Deuxièmement, la cour conclut effectivement que le L’obligation d’empêcher l’utilisation d’un langage similaire n’est pas une obligation de surveillance affirmative tant que la «surveillance» est effectuée à l’aide de filtres. Bien qu’il soit vraisemblable que Facebook puisse développer des outils qui reconnaissent «Eva Glawischnig-Piesczek est une personne corrompue», il n’est pas évident que ces outils puissent reconnaître automatiquement l’équivalent fonctionnel. Encore une fois, les robots ne nous sauveront pas.
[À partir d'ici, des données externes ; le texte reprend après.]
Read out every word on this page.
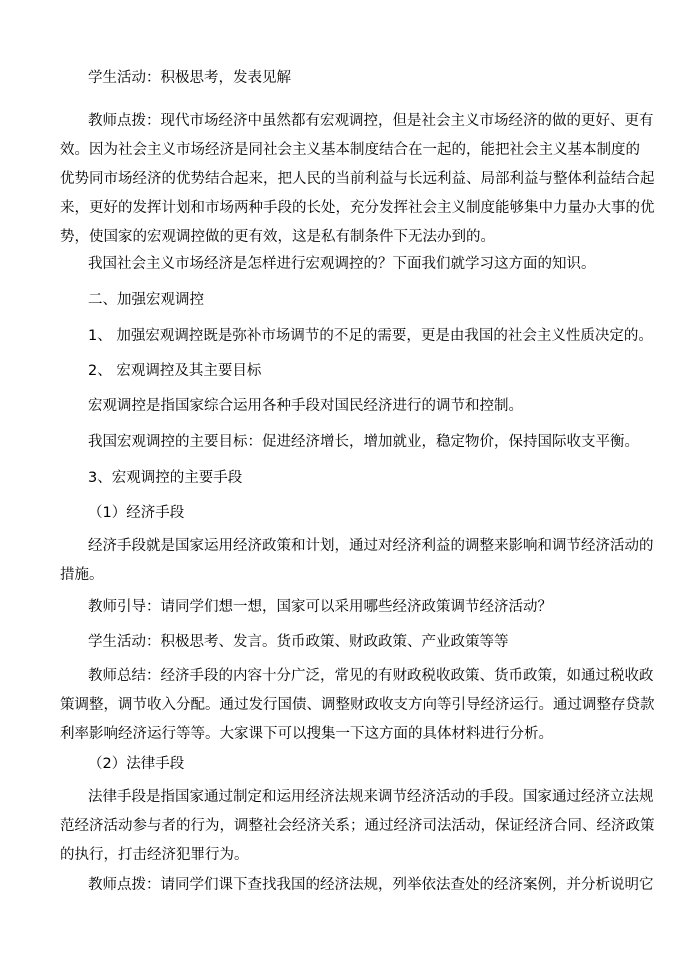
学生活动：积极思考，发表见解
教师点拨：现代市场经济中虽然都有宏观调控，但是社会主义市场经济的做的更好、更有
效。因为社会主义市场经济是同社会主义基本制度结合在一起的，能把社会主义基本制度的
优势同市场经济的优势结合起来，把人民的当前利益与长远利益、局部利益与整体利益结合起
来，更好的发挥计划和市场两种手段的长处，充分发挥社会主义制度能够集中力量办大事的优
势，使国家的宏观调控做的更有效，这是私有制条件下无法办到的。
我国社会主义市场经济是怎样进行宏观调控的？下面我们就学习这方面的知识。
二、加强宏观调控
1、 加强宏观调控既是弥补市场调节的不足的需要，更是由我国的社会主义性质决定的。
2、 宏观调控及其主要目标
宏观调控是指国家综合运用各种手段对国民经济进行的调节和控制。
我国宏观调控的主要目标：促进经济增长，增加就业，稳定物价，保持国际收支平衡。
3、宏观调控的主要手段
（1）经济手段
经济手段就是国家运用经济政策和计划，通过对经济利益的调整来影响和调节经济活动的
措施。
教师引导：请同学们想一想，国家可以采用哪些经济政策调节经济活动？
学生活动：积极思考、发言。货币政策、财政政策、产业政策等等
教师总结：经济手段的内容十分广泛，常见的有财政税收政策、货币政策，如通过税收政
策调整，调节收入分配。通过发行国债、调整财政收支方向等引导经济运行。通过调整存贷款
利率影响经济运行等等。大家课下可以搜集一下这方面的具体材料进行分析。
（2）法律手段
法律手段是指国家通过制定和运用经济法规来调节经济活动的手段。国家通过经济立法规
范经济活动参与者的行为，调整社会经济关系；通过经济司法活动，保证经济合同、经济政策
的执行，打击经济犯罪行为。
教师点拨：请同学们课下查找我国的经济法规，列举依法查处的经济案例，并分析说明它
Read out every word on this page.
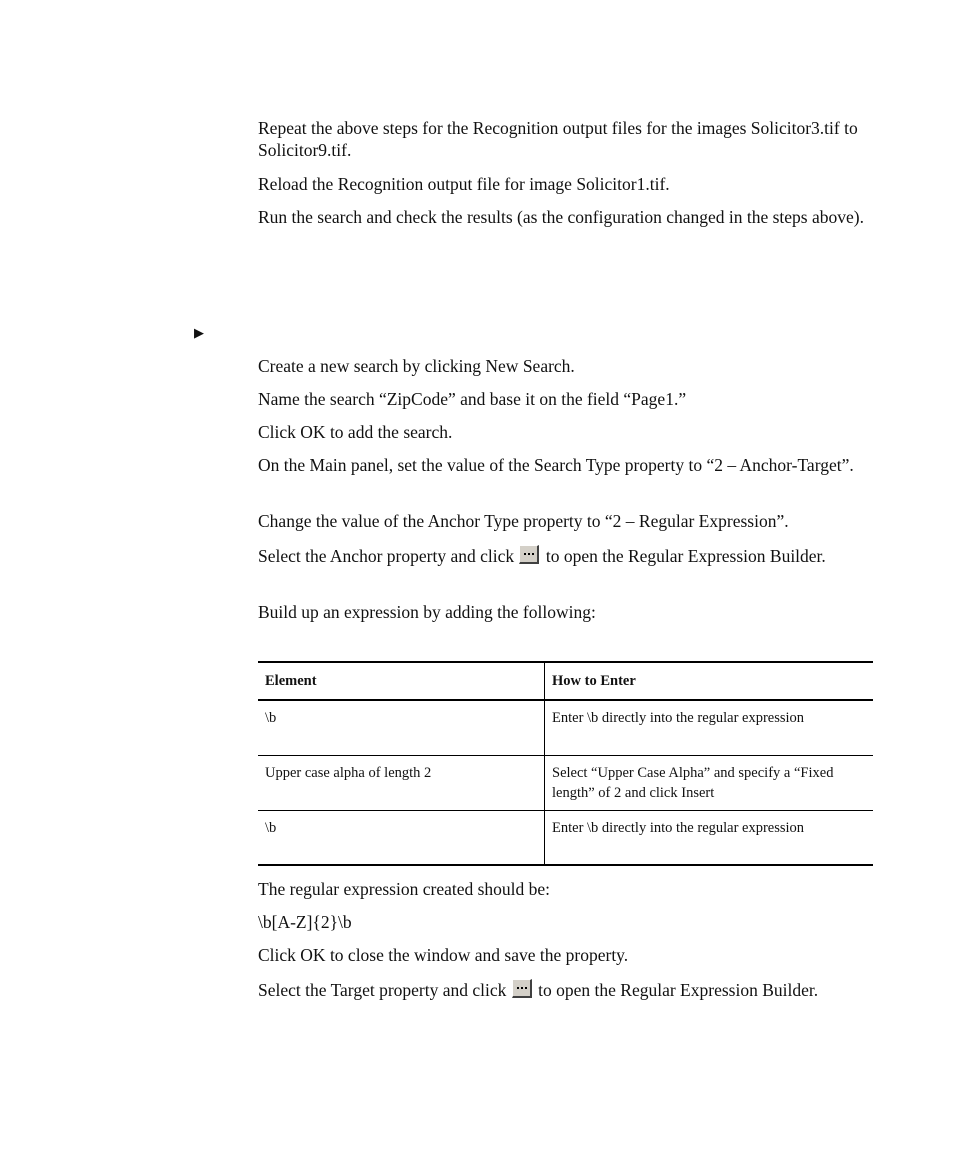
Repeat the above steps for the Recognition output files for the images Solicitor3.tif to Solicitor9.tif.

Reload the Recognition output file for image Solicitor1.tif.

Run the search and check the results (as the configuration changed in the steps above).

▶

Create a new search by clicking New Search.

Name the search “ZipCode” and base it on the field “Page1.”

Click OK to add the search.

On the Main panel, set the value of the Search Type property to “2 – Anchor-Target”.

Change the value of the Anchor Type property to “2 – Regular Expression”.

Select the Anchor property and click  to open the Regular Expression Builder.

Build up an expression by adding the following:

Element	How to Enter
\b	Enter \b directly into the regular expression
Upper case alpha of length 2	Select “Upper Case Alpha” and specify a “Fixed length” of 2 and click Insert
\b	Enter \b directly into the regular expression

The regular expression created should be:

\b[A-Z]{2}\b

Click OK to close the window and save the property.

Select the Target property and click  to open the Regular Expression Builder.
Troisièmement, cette décision crée un précédent qui ne s’applique peut-être pas uniquement à Facebook. Une petite entreprise confrontée à un ordre similaire limiterait ou éliminerait totalement les affichages d’utilisateurs. Ainsi, une fois encore, l’UE contribue à faire en sorte que les géants actuels des médias sociaux n’aient pas à craindre la concurrence, car personne d’autre ne disposera des ressources nécessaires pour se conformer à la réglementation croissante en matière de discours.

À la suite de la nouvelle directive de l’UE sur le droit d’auteur, qui nécessite également un filtrage, cette décision renforce le rôle croissant de l’UE en tant que police de l’Internet et sa volonté de jouer ce rôle. sans trop se préoccuper de son impact sur les citoyens non européens.

Il y a une lueur d’espoir dans l’opinion. La CJUE explique que toute ordonnance de blocage doit prendre en compte «le cadre du droit international applicable». Une façon de procéder à cette évaluation consisterait à examiner l’article 19 de la Déclaration universelle des droits de l’homme, selon lequel «Toute personne a le droit de liberté d’opinion et d’expression; le droit inclut la liberté d’avoir des opinions sans ingérence et de rechercher, recevoir et transmettre des informations et des idées par le biais de tous les médias, quelles que soient les frontières. »Les tribunaux des États membres devraient examiner l’impact de toute ordonnance sur les droits à la liberté d’expression avant de rendre une ordonnance de retrait global.